/GCKD

test

Primary LanguagePython

GCKD

Introduction

This repo contains the Pytorch implementation of Graph Contrastive Knowledge Distillation for Self-supervised Models (GCKD).

An overview of GCKD

model

Experiments on Cifia-100

result

The implementation of compared methods are based on the author-provided code and a open-source benchmark https://github.com/HobbitLong/RepDistiller.

Requirements and Environment Setup

Code developed and tested in Python 3.6.15 using PyTorch 1.10.0+cu113 and dgl 1.0.1+cu113. As for ImageNet, we use DALI for data loading and pre-processing. Please refer to their official websites for installation and setup.

Other major requirements are given in file requirements.txt.

conda install --yes --file requirements.txt

Running

  1. Fetch the pretrained teacher models by:

    sh scripts/fetch_pretrained_teachers.sh
    

    which will download and save the models to save/teachers/models

  2. Run distillation by commands in scripts\run_distill.sh. An example of running GCKD is given by:

    python train_student.py --path_t ./save/teachers/models/resnet32x4_vanilla/resnet32x4_best.pth --model_s resnet8x4 --distill gckd --last_feature 1 --gnnlayer TAG --layers 2 --gnnencoder one --adj_k 8 --NPerturb 0.1 --EPerturb 0 -c 1 -d 1 -m 1 -b 3 --trial 1
    

Here's a summary of each hyperparameter in train_student.py

1. Basic:
   - `print_freq`: Frequency of printing training progress.
   - `batch_size`: Number of samples in each mini-batch.
   - `num_workers`: Number of workers to use for data loading.
   - `epochs`: Number of training epochs.
   - `gpu_id`: ID(s) of the GPU(s) to be used.

2. Optimization:
   - `learning_rate`: Learning rate for the optimizer.
   - `lr_decay_epochs`: Epochs at which the learning rate should be decayed. It can be a list of values.
   - `lr_decay_rate`: Decay rate for the learning rate.
   - `weight_decay`: Weight decay (L2 regularization) for the optimizer.
   - `momentum`: Momentum value for the optimizer.
   - `cos`: Flag indicating whether to use a cosine learning rate schedule.

3. Dataset and Model:
   - `dataset`: Dataset to be used ('cifar100' or 'imagenet').
   - `model_s`: Student model architecture.
   - `path_t`: Path to the teacher model.

4. Distillation:
   - `trial`: Trial ID.
   - `kd_T`: Temperature for Knowledge Distillation (KD).
   - `cl_T`: Temperature for Contrastive Learning (CL) distillation.
   - `distill`: Distillation method to be used.
   - `cls`: Weight for the classification loss.
   - `div`: Weight balance for KD.
   - `mu`: Weight balance for feature L2 loss.
   - `beta`: Weight balance for other losses.
   - `gama`: Weight balance for other losses.
   - `factor`: Size factor for SimKD.
   - `soft`: Attention scale for SemCKD.

5. Hint Layer:
   - `hint_layer`: Index of the hint layer.

6. NCE Distillation:
   - `feat_dim`: Feature dimension.
   - `mode`: Mode for NCE distillation ('exact' or 'relax').
   - `nce_k`: Number of negative samples for Noise Contrastive Estimation (NCE).
   - `nce_t`: Temperature parameter for softmax.
   - `nce_m`: Momentum for non-parametric updates.

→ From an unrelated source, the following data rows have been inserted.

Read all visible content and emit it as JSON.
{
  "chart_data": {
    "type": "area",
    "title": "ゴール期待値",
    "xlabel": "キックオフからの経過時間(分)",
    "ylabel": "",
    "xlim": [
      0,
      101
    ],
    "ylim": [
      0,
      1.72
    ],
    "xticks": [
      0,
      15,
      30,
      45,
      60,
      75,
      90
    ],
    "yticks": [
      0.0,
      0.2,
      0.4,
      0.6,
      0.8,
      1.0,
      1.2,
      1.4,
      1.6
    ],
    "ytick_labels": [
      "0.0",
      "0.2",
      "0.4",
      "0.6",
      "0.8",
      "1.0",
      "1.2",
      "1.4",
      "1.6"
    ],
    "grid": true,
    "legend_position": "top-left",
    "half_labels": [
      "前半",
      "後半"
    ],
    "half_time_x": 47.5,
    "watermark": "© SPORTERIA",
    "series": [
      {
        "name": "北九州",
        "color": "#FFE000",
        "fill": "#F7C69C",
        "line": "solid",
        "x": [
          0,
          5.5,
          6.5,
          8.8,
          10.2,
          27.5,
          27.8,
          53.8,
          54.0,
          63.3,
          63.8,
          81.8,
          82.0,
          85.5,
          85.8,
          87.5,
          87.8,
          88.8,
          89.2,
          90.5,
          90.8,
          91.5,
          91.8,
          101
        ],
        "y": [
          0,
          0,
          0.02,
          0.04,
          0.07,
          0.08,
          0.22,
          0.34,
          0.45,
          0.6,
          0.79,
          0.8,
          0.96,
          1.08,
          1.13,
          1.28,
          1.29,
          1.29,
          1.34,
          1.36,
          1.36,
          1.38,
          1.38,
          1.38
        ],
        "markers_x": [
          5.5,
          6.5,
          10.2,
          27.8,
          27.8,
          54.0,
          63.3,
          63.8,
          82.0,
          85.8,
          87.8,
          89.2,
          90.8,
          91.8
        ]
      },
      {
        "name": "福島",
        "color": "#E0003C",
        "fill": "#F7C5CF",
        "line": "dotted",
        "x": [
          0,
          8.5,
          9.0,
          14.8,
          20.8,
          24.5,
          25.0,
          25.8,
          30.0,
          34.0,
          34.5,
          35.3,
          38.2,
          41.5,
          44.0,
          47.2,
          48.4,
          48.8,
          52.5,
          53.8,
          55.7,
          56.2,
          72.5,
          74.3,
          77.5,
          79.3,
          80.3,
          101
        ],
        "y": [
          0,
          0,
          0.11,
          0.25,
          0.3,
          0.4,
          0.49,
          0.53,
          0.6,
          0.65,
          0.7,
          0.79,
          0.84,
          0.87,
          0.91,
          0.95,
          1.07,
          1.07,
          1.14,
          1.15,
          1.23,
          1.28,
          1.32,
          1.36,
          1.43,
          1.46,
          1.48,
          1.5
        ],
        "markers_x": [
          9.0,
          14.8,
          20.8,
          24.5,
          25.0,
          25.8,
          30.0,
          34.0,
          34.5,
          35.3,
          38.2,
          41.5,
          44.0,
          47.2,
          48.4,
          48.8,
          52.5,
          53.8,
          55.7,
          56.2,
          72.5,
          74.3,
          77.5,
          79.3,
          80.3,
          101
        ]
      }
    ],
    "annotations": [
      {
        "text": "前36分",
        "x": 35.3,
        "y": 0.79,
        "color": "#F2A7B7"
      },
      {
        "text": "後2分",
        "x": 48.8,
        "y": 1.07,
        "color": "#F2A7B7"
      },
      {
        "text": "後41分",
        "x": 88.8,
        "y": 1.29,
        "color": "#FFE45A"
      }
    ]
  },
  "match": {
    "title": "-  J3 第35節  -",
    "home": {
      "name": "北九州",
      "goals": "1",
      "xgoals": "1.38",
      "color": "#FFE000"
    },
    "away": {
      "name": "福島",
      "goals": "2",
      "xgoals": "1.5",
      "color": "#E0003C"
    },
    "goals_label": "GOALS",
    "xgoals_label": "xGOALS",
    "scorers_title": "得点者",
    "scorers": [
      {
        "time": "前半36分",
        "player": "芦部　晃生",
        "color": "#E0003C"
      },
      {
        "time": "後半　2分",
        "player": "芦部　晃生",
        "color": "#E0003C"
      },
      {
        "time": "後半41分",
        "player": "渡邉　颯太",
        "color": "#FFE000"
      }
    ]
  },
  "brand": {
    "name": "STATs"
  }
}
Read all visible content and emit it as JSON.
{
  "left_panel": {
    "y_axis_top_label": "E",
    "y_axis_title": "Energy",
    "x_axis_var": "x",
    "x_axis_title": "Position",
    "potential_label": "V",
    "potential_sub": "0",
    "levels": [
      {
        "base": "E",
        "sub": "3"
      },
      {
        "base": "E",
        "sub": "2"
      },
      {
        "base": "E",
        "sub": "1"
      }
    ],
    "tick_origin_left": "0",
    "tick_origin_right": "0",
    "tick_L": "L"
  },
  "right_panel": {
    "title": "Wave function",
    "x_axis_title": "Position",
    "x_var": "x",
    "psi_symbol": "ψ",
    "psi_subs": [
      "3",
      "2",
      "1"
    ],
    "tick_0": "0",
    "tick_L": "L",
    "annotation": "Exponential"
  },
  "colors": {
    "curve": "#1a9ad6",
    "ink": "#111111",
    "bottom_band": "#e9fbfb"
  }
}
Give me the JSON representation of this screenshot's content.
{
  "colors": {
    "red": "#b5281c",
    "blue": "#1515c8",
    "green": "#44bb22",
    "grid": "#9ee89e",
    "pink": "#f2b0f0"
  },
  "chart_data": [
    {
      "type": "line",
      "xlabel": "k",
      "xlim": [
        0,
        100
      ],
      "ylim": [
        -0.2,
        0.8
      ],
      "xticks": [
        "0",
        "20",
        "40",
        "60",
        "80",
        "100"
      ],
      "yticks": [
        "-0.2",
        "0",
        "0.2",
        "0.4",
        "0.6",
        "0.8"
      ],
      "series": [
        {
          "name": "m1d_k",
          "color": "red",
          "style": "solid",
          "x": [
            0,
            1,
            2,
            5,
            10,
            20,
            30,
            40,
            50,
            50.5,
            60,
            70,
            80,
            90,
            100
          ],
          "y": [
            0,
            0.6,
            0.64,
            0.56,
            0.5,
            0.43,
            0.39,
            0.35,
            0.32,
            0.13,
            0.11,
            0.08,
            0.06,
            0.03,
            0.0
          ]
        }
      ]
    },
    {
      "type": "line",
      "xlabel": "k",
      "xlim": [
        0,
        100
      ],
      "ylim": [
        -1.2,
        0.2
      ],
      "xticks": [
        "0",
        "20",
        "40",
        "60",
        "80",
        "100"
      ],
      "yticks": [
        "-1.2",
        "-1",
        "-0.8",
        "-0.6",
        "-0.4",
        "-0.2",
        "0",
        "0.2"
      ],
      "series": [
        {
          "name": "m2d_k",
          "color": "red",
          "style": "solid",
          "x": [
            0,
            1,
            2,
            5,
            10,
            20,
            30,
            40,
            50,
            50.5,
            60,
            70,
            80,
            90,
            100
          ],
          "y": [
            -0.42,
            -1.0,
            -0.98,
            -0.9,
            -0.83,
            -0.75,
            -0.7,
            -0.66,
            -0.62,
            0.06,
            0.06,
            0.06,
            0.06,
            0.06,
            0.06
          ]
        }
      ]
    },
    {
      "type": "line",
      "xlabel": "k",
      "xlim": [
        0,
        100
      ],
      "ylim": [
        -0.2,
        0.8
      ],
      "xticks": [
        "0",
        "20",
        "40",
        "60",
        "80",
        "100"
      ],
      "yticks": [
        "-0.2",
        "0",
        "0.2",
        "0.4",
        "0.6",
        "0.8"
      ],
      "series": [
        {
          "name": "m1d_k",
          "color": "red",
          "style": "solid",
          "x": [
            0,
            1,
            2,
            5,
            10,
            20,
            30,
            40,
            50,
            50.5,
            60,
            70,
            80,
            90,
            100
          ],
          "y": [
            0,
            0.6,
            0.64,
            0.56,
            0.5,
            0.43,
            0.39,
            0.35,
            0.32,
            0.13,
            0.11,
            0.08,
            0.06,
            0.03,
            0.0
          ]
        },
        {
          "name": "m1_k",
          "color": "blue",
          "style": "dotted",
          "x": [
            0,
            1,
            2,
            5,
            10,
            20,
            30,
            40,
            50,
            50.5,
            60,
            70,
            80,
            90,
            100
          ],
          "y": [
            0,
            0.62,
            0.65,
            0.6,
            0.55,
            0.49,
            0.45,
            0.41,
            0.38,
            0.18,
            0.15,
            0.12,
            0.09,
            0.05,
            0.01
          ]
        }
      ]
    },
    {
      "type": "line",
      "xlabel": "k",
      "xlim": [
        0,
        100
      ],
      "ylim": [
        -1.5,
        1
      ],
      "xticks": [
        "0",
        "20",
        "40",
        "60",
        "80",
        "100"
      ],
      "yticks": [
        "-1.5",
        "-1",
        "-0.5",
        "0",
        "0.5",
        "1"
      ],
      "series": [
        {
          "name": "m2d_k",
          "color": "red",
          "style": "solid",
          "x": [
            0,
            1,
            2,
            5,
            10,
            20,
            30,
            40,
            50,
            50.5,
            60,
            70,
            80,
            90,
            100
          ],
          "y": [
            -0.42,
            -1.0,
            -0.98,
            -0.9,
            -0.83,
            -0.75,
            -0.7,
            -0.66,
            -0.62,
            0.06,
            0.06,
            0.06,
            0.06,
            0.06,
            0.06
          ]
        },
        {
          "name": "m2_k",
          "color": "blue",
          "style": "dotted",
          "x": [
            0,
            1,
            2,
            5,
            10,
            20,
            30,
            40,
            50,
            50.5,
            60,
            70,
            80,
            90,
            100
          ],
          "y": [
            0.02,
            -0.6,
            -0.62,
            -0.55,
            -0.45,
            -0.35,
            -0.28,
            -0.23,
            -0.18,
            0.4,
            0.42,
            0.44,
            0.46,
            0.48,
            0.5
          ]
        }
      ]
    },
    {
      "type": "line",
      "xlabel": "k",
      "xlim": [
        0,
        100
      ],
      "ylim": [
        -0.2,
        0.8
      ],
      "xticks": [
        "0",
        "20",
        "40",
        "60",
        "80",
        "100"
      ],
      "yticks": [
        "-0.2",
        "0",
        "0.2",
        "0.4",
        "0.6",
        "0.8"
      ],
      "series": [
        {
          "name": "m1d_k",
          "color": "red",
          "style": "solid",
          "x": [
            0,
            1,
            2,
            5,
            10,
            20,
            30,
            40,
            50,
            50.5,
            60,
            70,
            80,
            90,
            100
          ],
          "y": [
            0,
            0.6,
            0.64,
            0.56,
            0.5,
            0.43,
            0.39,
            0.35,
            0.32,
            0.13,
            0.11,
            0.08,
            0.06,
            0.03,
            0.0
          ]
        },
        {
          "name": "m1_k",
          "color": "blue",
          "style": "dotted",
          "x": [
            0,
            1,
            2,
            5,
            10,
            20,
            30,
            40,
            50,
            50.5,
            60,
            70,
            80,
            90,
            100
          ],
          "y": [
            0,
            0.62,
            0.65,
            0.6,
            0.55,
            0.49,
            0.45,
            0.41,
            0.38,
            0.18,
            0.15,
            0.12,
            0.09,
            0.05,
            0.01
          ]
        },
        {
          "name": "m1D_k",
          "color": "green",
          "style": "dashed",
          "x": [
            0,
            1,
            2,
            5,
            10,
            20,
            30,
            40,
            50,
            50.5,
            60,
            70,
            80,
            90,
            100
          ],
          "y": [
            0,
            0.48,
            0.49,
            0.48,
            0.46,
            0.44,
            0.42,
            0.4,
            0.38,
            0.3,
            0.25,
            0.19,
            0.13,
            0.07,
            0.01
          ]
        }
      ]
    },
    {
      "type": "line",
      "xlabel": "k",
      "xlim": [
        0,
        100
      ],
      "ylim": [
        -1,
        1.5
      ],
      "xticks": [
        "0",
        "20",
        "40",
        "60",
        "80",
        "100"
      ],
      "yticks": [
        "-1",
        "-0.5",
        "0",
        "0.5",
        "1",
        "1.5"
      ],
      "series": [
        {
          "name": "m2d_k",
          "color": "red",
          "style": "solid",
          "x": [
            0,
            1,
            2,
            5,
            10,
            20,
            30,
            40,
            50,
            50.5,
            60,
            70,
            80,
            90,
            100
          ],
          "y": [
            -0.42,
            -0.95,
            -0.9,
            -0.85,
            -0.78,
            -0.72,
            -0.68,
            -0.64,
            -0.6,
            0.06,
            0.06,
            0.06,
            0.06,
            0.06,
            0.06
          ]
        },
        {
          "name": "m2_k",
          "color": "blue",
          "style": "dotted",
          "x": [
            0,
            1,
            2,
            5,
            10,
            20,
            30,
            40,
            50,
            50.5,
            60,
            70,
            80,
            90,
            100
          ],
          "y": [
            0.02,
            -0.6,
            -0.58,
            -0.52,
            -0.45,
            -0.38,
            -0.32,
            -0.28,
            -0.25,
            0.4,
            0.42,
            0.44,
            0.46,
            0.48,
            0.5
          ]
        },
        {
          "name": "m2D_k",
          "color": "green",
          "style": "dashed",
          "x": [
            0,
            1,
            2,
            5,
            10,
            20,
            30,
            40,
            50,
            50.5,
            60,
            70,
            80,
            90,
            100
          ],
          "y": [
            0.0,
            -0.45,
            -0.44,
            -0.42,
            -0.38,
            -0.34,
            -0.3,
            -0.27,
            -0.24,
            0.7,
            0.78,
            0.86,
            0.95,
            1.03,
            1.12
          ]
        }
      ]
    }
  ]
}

7. GCL (Graph Contrastive Learning):
   - `gadv`: Learnable graph augmentation method ('adgcl' or 'None').
   - `NPerturb`: Node perturbation rate of graph augmentation.
   - `EPerturb`: Edge perturbation rate of graph augmentation.
   - `gnnlayer`: Type of Graph Neural Network (GNN) layer.
   - `layers`: Depth of GNN layers.
   - `last_feature`: The embedding from the last nth layers of the model.
   - `gnnencoder`: GNN encoder update method.
   - `loss_func`: Form of contrastive loss.
   - `adj_k`: k of adjacency matrix.

8. Multiprocessing:
   - `dali`: DALI library usage ('cpu' or 'gpu').
   - `multiprocessing-distributed`: Flag for multi-processing distributed training.
   - `dist-url`: URL used to set up distributed training.
   - `deterministic`: Flag for making results reproducible.
   - `skip-validation`: Flag for skipping teacher validation.